Mr. Fangs: D.W, you are exscused from class and may get some treatment from the office for your eyes and if tehy're out, you can go home.  Meanwhile Timmy and Tommy will not be participating in Science and Art, and will ratherly be writing you a sorry letter.

D.W got up with her head down. She wiped her eyes so Arthur who's room was only 4 walls away wouldn't see her.

D.W: This can't be true.

Imaginary Friend: What's wrong, D.W?

D.W. ran  up away from her friend.

D.W: I'm mad at you that's what.

Imaginary Friend: Why? What did I do?

D.W just ran up anyway and went to the office.

Principal: You are exscused from school and may go home.

D.W started walking until she saw Arthur.

Arthur: Sorry that happened to you, D.W.

Suddenly, the world was full of black.

D.W: Where, where am I?

She could hear her voice.  Then  something ran, it was her imiganary friend.

D.W: Nadine?

Nadine: Yes, I am all packed up and the twins have more hours of service than you now D.W.

D.W: But, why Nadine? I created you.

Nataline: D.W, the twins need me more than you do.

D.W: But Nataline, I'm nothing without your advice.

Nataline: D.W, you are growing up.  You need to accept that. I will not always be there for you, and someday when your about 12 or 15  I'll really leave you.

D.W: Yeah, I never thought to accept I was growing up. Yes, I am growing up! I'm 5 in a half for peepsake!

Nataline: Keep your pillow warm Dora Winfered.

D.W: Huh?

Nataline: Just wait for me D.W, wait.

After a week had passed, D.W had learnt to grow out of Nataline. She was a good friend, but D.W didn't need her anymore.  Arthur was 9 years old and celabrating his birthday!

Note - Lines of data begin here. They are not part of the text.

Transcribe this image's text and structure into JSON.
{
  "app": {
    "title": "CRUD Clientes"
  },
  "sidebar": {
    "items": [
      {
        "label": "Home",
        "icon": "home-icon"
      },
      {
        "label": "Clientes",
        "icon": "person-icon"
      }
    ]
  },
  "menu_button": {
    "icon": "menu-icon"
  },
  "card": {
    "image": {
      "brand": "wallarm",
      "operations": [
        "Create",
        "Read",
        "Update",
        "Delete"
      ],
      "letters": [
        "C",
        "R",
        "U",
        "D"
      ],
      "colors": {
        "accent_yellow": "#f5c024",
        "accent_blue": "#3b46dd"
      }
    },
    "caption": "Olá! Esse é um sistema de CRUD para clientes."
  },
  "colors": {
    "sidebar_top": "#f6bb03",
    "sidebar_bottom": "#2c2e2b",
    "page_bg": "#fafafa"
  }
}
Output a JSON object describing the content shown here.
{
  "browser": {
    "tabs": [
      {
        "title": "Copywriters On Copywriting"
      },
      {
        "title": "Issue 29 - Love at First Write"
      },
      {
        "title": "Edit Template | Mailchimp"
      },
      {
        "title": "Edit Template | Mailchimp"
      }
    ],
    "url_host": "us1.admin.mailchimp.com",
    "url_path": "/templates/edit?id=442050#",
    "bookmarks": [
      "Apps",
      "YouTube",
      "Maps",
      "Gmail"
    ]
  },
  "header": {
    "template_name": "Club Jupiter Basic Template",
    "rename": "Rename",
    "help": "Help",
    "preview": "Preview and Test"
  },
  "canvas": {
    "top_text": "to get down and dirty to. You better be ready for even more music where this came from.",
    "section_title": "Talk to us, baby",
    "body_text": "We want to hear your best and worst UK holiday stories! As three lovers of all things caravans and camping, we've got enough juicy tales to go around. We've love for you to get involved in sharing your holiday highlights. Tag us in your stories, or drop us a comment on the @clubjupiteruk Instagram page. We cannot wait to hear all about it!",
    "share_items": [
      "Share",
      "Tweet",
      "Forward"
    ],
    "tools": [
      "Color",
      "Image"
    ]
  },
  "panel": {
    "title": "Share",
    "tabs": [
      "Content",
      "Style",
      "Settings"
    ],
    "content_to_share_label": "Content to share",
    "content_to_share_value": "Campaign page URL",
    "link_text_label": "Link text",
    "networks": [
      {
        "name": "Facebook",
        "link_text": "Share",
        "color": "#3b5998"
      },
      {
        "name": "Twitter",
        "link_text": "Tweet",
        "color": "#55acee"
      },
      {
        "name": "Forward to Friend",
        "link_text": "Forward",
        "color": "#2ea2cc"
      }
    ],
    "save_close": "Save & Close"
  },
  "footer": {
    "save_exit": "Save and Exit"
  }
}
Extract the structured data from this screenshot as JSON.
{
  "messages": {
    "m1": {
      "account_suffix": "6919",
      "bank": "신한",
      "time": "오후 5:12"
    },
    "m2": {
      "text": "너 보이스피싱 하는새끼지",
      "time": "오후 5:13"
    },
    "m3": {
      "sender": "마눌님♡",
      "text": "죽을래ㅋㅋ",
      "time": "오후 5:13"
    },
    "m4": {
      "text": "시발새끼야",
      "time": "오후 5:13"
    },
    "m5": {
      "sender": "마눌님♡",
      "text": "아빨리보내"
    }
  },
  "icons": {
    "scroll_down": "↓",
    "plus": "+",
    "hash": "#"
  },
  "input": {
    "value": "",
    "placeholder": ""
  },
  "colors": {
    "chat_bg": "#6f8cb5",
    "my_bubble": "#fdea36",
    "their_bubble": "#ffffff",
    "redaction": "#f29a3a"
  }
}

Arthur: Yay! Yes! Yippee! I';m 9!

D.W: Can you not do it so loud?

Arthur jumped down the stairs in a jig with a fig.

Arthur: Woo_HOO!!!! wowwee!!!

Arthur blew out the candles and ate the cake.

D.W: None for me?

Arthur: Yeah, none for D.W 'cause she's already a crazy girl.

Then Buster came.

Buster: Arthur is so crazy, I'll be crazy ith em! Woo-Hoo!!!!! Rock on man!

Then Binky came.  He jumped on Arthur.

Binky: And I'm extra crazy!

Then Binky started to slob. He was very obeist.

D.W: Why not? A  6 year old girl needs to let out her inner self.

D.W started jumping on the couch!'

D.W: Rock on!

Arthur got on the couch and wiggled himself.

Arthur: Yo, Yo!!

Jane came in.

Jane: Oh no, too much cake for everyone!

And they all did Arthur's jig on the couch.